Abaporu de Tarsila do Amaral: significado da obra


Revisão por Rebeca Fuks
Doutora em Estudos da Cultura

Abaporu é uma clássica pintura do modernismo brasileiro, da artista Tarsila do Amaral.


Considerada uma obra-prima da autora, a tela foi pintada a óleo em 1928 para ser oferecida
ao seu então marido, o escritor Oswald de Andrade.

No quadro vemos a valorização do trabalho braçal (observe o pé e a mão enormes) e a


desvalorização do trabalho mental (repare na cabeça minúscula).

O nome da obra é de origem tupi-guarani e significa "homem que come gente" (canibal ou
antropófago).

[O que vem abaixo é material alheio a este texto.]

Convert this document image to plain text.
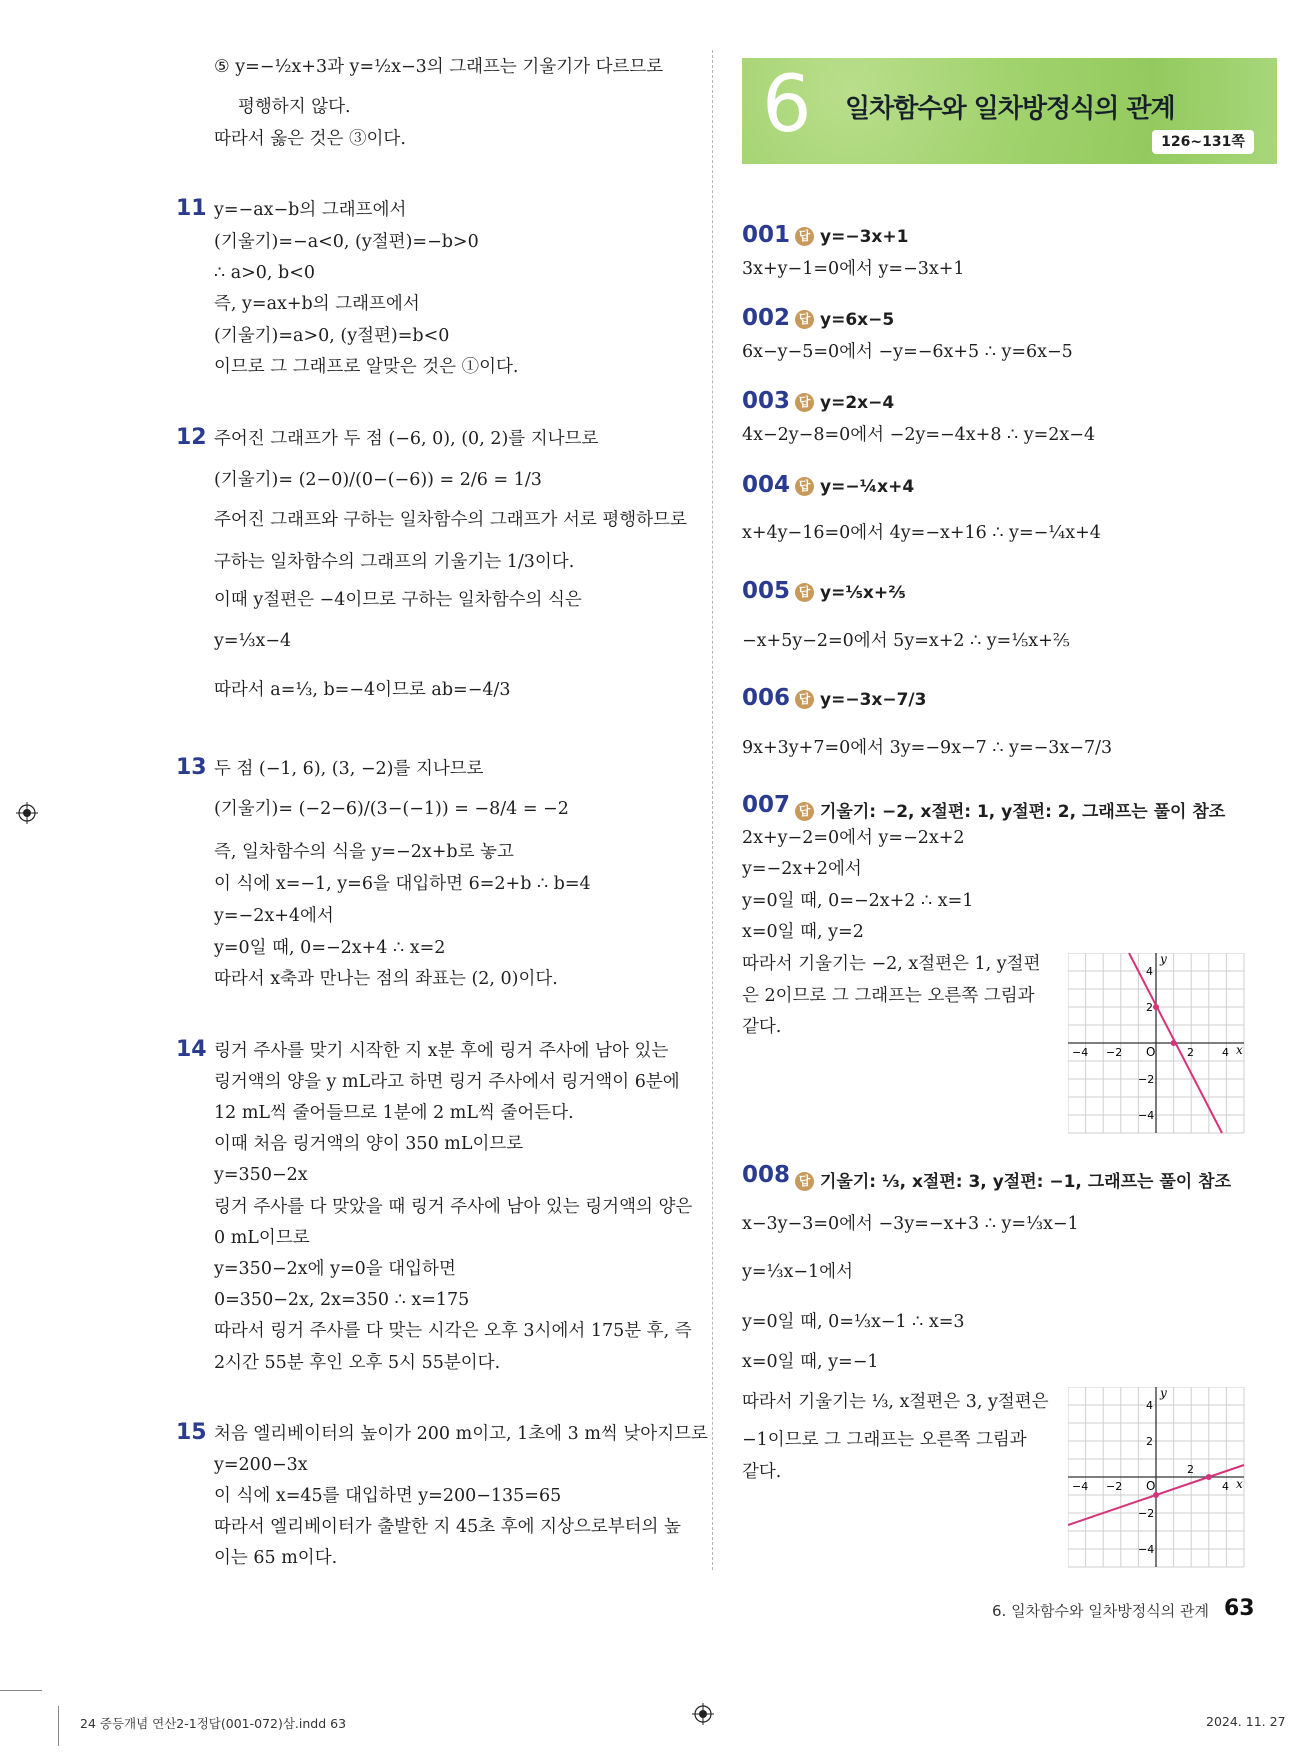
⑤ y=−½x+3과 y=½x−3의 그래프는 기울기가 다르므로
평행하지 않다.
따라서 옳은 것은 ③이다.
11 y=−ax−b의 그래프에서
(기울기)=−a<0, (y절편)=−b>0
∴ a>0, b<0
즉, y=ax+b의 그래프에서
(기울기)=a>0, (y절편)=b<0
이므로 그 그래프로 알맞은 것은 ①이다.
12 주어진 그래프가 두 점 (−6, 0), (0, 2)를 지나므로
(기울기)= (2−0)/(0−(−6)) = 2/6 = 1/3
주어진 그래프와 구하는 일차함수의 그래프가 서로 평행하므로
구하는 일차함수의 그래프의 기울기는 1/3이다.
이때 y절편은 −4이므로 구하는 일차함수의 식은
y=⅓x−4
따라서 a=⅓, b=−4이므로 ab=−4/3
13 두 점 (−1, 6), (3, −2)를 지나므로
(기울기)= (−2−6)/(3−(−1)) = −8/4 = −2
즉, 일차함수의 식을 y=−2x+b로 놓고
이 식에 x=−1, y=6을 대입하면 6=2+b ∴ b=4
y=−2x+4에서
y=0일 때, 0=−2x+4 ∴ x=2
따라서 x축과 만나는 점의 좌표는 (2, 0)이다.
14 링거 주사를 맞기 시작한 지 x분 후에 링거 주사에 남아 있는
링거액의 양을 y mL라고 하면 링거 주사에서 링거액이 6분에
12 mL씩 줄어들므로 1분에 2 mL씩 줄어든다.
이때 처음 링거액의 양이 350 mL이므로
y=350−2x
링거 주사를 다 맞았을 때 링거 주사에 남아 있는 링거액의 양은
0 mL이므로
y=350−2x에 y=0을 대입하면
0=350−2x, 2x=350 ∴ x=175
따라서 링거 주사를 다 맞는 시각은 오후 3시에서 175분 후, 즉
2시간 55분 후인 오후 5시 55분이다.
15 처음 엘리베이터의 높이가 200 m이고, 1초에 3 m씩 낮아지므로
y=200−3x
이 식에 x=45를 대입하면 y=200−135=65
따라서 엘리베이터가 출발한 지 45초 후에 지상으로부터의 높
이는 65 m이다.
6 일차함수와 일차방정식의 관계
126~131쪽
001 답 y=−3x+1
3x+y−1=0에서 y=−3x+1
002 답 y=6x−5
6x−y−5=0에서 −y=−6x+5 ∴ y=6x−5
003 답 y=2x−4
4x−2y−8=0에서 −2y=−4x+8 ∴ y=2x−4
004 답 y=−¼x+4
x+4y−16=0에서 4y=−x+16 ∴ y=−¼x+4
005 답 y=⅕x+⅖
−x+5y−2=0에서 5y=x+2 ∴ y=⅕x+⅖
006 답 y=−3x−7/3
9x+3y+7=0에서 3y=−9x−7 ∴ y=−3x−7/3
007 답 기울기: −2, x절편: 1, y절편: 2, 그래프는 풀이 참조
2x+y−2=0에서 y=−2x+2
y=−2x+2에서
y=0일 때, 0=−2x+2 ∴ x=1
x=0일 때, y=2
따라서 기울기는 −2, x절편은 1, y절편
은 2이므로 그 그래프는 오른쪽 그림과
같다.
x
y
O
−4 −2	2	4
4
2
−2
−4
008 답 기울기: ⅓, x절편: 3, y절편: −1, 그래프는 풀이 참조
x−3y−3=0에서 −3y=−x+3 ∴ y=⅓x−1
y=⅓x−1에서
y=0일 때, 0=⅓x−1 ∴ x=3
x=0일 때, y=−1
따라서 기울기는 ⅓, x절편은 3, y절편은
−1이므로 그 그래프는 오른쪽 그림과
같다.
x
y
O
−4 −2
2
4
4
2
−2
−4
6. 일차함수와 일차방정식의 관계 63
24 중등개념 연산2-1정답(001-072)삼.indd 63	2024. 11. 27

O título da tela é resultado de uma junção dos termos aba (homem), pora
(gente) e ú (comer).
Abaporu, de Tarsila do Amaral.

A tela foi pintada por Tarsila em janeiro de 1928 e oferecida ao seu marido, o escritor Oswald
de Andrade, como um presente de aniversário.

Quando Oswald recebeu a tela ficou imediatamente encantado e disse que aquele era o
melhor quadro que Tarsila já havia pintado. Os elementos que constam na tela,
especialmente a inusitada figura ao centro, despertaram em Oswald a ideia da criação do
Movimento Antropofágico.

O Movimento consistia na deglutição da cultura estrangeira, incorporando-a na realidade


brasileira para dar origem a uma nova cultura transformada, moderna e representativa da
nossa cultura.

Conheça um pouco mais da vida e obra de Tarsila do Amaral.

Análise da Obra Abaporu


Esta obra marca a fase antropofágica da pintora Tarsila de Amaral que ocorreu entre 1928 e
1930. É possível identificar traços característicos da artistas como a escolha de cores fortes,
a inclusão de temas imaginários e a alteração da realidade.

Na pintura vemos um homem com grandes pés e mãos, e ainda o sol e um cacto. Estes
elementos podem representar o trabalho físico que era o ofício da maior parte da população
brasileira naquele período.

Por outro lado, a cabeça pequena pode significar a falta de pensamento crítico, que se
limita a trabalhar com força, mas sem pensar muito, sendo então uma possível crítica à
sociedade daquela época.

O homem em Abaporu representado transmite uma certa melancolia, pois o posicionamento


da cabeça e expressão denotam alguma tristeza ou depressão. Além disso, o pé grande
também pode revelar uma forte conexão do ser humano com a terra.

A técnica do gigantismo já havia sido praticada antes por Tarsila na tela A negra, pintada em
1923:
O quadro A negra, pintado anos antes de Abaporu, já trazia traços de gigantismo que viriam a ser intensificados
posteriormente.

Quanto às cores usadas em Abaporu, parece haver uma clara alusão à cultura brasileira pois
há destaque para o verde, o amarelo e o azul, cores predominantes da bandeira do Brasil.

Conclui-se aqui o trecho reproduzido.